Filmmaker drives Bug to IPFW to raise awareness about Hate Crimes

Press release from IPFW:

Filmmaker Drives Bug to IPFW to Raise Awareness about Hate Crimes

(October 18, 2010) – Erin Davies is bugged by intolerance and driven to stop hate crimes. As a victim of an anti-gay hate crime, she turned her personal experience into a mission and a movie…to raise awareness about hate crimes and homophobia in our society. Now, Davies is bringing her story, her movie—and her “fagbug”—to Indiana University-Purdue University Fort Wayne (IPFW).

Davies will be on the IPFW campus on Tuesday, Oct. 26, spending the day talking to student groups and interacting with the campus community. At 7 p.m. in the Walb Student Union Ballroom, she will show the documentary film she made during a 58-day cross-country tour in her car, the “fagbug.” The film screening will be followed by a question and answer session with Davies. Her car will be on display throughout the day at the Science Building Mall on campus. Both the film screening and the car display are free and open to the public.

On the 11th Annual National Day of Silence (April 18, 2007), Davies received an unexpected response to the rainbow sticker on her Volkswagen Beetle. A perpetrator, who remains unknown to this day, had scrawled “fAg” and “u r gay” in red spray-paint on the driver’s side window and hood of her car.

Although initially shocked and embarrassed by the vandalism, Davies, a lesbian graduate student living in upstate New York, seized the opportunity to help spread awareness about the need to improve society’s gender-identity climate. Instead of removing the graffiti, she took her bug, now known worldwide as the “fagbug,” on a 58-day consciousness-raising trip across the United States and Canada.

Along the way, she talked to people and filmed their reactions to the car and its message. The trip provided her the opportunity to discover other, more serious hate crimes and to interact with supporters, as well as those threatened and confused by the message.

She shaped the footage into an 83-minute documentary, appropriately named, FagBug. The movie has been shown at 35 film festivals and about 70 college campuses and forums, and has won sponsorships from Volkswagen Group of America and the Sundance Film Festival.

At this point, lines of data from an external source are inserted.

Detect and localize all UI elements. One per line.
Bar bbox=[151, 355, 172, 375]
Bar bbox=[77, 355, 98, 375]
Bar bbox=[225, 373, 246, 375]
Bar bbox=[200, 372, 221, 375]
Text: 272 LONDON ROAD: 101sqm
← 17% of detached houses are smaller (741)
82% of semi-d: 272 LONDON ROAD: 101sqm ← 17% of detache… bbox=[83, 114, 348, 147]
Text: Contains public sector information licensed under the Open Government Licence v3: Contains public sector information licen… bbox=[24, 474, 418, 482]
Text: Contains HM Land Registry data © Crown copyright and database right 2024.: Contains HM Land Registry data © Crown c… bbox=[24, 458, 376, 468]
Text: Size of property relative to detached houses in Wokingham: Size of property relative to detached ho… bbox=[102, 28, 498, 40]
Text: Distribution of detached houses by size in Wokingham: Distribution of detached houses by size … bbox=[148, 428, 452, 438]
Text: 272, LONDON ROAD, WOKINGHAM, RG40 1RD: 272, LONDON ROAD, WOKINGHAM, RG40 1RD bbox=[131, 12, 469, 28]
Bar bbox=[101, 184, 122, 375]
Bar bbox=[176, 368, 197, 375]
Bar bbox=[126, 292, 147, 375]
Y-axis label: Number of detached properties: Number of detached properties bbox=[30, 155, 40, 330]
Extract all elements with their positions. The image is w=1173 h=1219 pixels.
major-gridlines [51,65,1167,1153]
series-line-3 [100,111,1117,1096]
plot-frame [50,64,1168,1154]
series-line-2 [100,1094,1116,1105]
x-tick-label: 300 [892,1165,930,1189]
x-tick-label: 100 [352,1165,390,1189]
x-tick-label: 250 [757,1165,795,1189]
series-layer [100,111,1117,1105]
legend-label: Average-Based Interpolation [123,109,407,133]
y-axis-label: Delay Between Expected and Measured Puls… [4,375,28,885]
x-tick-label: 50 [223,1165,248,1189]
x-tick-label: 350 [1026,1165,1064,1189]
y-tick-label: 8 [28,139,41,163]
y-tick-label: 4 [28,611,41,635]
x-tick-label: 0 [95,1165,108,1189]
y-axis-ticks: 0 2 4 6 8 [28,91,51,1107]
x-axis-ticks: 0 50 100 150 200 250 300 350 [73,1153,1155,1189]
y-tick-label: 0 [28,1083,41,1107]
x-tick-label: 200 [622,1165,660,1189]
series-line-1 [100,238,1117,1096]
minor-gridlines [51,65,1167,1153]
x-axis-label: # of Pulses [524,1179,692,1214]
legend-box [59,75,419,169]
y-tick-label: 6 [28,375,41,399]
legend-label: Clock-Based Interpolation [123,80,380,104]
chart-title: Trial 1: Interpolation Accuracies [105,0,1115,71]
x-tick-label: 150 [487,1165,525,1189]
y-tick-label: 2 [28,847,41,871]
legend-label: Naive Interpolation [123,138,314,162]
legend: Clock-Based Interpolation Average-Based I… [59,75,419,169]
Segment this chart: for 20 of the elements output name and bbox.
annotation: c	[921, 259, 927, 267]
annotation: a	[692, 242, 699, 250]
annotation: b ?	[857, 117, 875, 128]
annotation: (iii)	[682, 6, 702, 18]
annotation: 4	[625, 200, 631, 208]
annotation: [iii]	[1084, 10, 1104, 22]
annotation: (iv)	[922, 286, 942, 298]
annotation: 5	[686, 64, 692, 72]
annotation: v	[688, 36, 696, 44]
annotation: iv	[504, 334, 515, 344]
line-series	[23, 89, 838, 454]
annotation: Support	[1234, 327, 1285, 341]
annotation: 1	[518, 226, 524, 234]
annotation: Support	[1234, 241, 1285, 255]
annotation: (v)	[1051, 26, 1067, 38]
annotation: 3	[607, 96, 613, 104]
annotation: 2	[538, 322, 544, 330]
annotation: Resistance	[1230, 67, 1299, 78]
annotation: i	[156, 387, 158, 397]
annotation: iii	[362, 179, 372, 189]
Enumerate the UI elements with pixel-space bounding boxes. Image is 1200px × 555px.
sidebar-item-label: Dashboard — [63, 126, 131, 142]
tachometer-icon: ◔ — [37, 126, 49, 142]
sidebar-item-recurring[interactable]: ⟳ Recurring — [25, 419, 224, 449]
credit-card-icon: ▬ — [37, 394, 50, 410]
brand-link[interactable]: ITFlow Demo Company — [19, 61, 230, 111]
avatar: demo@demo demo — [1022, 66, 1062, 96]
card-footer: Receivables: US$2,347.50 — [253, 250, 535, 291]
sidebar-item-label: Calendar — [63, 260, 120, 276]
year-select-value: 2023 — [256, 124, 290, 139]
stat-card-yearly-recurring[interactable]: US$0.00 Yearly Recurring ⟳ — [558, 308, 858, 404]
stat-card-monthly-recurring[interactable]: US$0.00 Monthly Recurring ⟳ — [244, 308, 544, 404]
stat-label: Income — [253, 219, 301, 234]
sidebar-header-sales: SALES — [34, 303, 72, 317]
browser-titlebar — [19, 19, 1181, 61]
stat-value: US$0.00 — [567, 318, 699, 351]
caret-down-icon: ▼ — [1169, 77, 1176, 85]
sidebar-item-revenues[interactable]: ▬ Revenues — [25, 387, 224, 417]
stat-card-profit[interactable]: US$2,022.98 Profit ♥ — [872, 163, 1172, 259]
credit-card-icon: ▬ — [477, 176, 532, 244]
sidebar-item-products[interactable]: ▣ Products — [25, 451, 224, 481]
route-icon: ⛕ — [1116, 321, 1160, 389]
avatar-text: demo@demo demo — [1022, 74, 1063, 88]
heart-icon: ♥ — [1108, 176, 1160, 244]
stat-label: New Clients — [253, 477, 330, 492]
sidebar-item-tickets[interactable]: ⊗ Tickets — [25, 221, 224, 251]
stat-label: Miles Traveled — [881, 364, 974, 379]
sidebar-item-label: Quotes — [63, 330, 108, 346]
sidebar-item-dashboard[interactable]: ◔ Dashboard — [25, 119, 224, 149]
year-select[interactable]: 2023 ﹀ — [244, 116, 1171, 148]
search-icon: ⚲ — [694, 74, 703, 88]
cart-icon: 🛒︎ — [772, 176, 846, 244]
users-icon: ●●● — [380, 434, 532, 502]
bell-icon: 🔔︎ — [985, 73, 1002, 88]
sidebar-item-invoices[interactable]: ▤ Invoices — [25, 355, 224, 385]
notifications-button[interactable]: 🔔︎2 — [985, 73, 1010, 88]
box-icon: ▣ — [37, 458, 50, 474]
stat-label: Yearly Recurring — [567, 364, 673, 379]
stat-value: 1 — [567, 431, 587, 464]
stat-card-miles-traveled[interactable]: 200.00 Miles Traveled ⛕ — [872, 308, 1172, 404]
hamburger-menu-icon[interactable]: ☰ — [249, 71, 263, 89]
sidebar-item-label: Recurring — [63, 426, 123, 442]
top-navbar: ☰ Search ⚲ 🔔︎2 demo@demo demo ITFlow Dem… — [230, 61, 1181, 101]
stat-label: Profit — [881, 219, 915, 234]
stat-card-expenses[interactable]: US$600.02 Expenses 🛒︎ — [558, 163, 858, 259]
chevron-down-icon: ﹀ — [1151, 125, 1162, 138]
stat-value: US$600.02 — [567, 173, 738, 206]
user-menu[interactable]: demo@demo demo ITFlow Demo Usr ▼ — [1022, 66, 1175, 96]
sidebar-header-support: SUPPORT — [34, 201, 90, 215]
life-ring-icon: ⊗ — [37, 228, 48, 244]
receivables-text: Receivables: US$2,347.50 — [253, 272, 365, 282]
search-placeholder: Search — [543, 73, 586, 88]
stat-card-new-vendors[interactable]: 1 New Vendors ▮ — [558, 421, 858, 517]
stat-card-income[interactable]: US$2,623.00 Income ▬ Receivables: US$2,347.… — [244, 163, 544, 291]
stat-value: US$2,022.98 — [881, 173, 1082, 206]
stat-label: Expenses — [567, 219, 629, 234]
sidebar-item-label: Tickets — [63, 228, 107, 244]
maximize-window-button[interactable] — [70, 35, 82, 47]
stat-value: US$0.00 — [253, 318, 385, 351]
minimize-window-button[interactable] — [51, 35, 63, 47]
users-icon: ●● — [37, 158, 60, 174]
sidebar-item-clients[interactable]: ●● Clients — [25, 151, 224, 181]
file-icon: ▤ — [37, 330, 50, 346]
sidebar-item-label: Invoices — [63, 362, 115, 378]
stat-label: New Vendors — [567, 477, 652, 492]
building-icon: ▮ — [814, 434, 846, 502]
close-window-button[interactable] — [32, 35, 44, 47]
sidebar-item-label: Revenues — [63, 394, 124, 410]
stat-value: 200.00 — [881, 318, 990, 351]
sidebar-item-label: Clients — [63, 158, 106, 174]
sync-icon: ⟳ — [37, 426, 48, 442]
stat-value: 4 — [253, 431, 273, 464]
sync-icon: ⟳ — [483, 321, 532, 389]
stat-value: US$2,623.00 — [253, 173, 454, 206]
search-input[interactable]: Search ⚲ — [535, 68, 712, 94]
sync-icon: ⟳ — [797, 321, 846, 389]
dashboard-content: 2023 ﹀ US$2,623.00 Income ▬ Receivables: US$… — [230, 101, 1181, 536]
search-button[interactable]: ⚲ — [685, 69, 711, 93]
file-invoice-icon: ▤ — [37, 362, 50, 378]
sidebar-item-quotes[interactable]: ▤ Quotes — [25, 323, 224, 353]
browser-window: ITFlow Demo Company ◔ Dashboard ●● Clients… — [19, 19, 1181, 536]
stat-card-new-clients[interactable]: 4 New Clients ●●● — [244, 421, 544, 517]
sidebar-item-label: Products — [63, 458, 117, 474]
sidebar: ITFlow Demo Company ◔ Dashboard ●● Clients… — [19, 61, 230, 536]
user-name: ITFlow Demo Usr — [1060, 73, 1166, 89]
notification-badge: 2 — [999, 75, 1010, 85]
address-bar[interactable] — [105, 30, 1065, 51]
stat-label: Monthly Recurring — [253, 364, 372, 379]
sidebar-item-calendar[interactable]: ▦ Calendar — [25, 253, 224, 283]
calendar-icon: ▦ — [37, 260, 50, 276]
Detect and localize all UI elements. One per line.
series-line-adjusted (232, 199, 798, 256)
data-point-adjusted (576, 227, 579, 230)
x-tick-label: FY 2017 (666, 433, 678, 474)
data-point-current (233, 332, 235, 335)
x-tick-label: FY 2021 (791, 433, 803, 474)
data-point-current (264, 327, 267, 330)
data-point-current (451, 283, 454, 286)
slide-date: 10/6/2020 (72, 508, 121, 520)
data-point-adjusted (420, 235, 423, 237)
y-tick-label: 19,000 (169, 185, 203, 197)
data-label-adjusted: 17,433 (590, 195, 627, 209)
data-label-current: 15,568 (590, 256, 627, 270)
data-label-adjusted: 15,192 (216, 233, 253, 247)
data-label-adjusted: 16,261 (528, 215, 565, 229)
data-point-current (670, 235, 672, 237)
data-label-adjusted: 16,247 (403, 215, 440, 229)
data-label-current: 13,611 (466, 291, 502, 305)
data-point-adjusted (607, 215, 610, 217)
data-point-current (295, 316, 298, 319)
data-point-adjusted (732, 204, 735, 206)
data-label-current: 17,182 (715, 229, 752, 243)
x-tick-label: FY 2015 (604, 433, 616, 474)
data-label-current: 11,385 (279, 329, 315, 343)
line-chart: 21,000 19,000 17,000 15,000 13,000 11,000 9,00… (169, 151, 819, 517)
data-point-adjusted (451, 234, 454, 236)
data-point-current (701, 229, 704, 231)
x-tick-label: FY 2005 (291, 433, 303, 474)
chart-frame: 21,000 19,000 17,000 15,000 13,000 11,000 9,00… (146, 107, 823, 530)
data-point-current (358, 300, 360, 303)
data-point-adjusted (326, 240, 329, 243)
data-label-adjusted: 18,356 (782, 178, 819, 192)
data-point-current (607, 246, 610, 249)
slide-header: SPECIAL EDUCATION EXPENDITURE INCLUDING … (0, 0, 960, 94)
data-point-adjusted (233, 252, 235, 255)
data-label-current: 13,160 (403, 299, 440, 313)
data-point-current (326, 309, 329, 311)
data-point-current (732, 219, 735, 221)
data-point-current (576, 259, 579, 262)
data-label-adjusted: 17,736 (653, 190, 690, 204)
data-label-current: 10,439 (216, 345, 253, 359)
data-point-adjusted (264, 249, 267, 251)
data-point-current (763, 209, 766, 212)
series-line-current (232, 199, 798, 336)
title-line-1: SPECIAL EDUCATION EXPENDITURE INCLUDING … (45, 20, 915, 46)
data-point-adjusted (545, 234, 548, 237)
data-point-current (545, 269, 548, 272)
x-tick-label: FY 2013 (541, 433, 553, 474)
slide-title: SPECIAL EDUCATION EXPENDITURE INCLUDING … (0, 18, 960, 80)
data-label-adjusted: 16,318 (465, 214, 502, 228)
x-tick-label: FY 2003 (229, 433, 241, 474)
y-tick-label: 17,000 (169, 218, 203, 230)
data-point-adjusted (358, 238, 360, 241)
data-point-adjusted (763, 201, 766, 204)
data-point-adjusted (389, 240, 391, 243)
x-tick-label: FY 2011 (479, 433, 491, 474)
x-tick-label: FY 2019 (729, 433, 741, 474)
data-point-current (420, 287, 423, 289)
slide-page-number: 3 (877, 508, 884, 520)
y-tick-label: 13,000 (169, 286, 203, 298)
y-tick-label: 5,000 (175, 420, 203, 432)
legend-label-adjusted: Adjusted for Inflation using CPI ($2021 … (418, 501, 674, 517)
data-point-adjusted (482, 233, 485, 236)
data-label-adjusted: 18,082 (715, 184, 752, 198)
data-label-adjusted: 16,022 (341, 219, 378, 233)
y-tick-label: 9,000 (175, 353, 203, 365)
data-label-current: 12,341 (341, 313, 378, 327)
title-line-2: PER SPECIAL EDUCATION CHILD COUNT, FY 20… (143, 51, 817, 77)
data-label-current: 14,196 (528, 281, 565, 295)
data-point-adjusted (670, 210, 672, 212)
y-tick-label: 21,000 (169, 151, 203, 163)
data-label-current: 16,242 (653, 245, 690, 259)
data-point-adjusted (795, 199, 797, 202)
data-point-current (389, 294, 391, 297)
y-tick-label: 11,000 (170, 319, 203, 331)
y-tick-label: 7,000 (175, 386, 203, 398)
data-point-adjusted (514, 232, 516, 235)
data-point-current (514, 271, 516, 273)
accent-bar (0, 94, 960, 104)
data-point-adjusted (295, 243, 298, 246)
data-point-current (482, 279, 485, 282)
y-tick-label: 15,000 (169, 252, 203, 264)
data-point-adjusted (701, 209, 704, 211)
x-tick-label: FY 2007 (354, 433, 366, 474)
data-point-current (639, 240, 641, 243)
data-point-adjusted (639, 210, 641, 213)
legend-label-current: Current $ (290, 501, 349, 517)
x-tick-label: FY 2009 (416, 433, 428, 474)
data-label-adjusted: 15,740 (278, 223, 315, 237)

After driving the fagbug for one year, Davies gave her car a makeover. The 2002 VW Beetle still holds traces of the original vandalism, but it has been repainted with rainbow stripes to signify Davies’s pride in her identity.

In addition to campaigning against homophobia and anti-gay hate crimes, Davies’s mission is to give a voice to those who are silent, to inspire others to take a stand against bullies, and to be an example of how to overcome obstacles in bringing a creative project to life.

Davies’s visit is sponsored by Safe Zone at IPFW and Safe Zone for Students, units of IFPW’s Office of Diversity and Multicultural Affairs.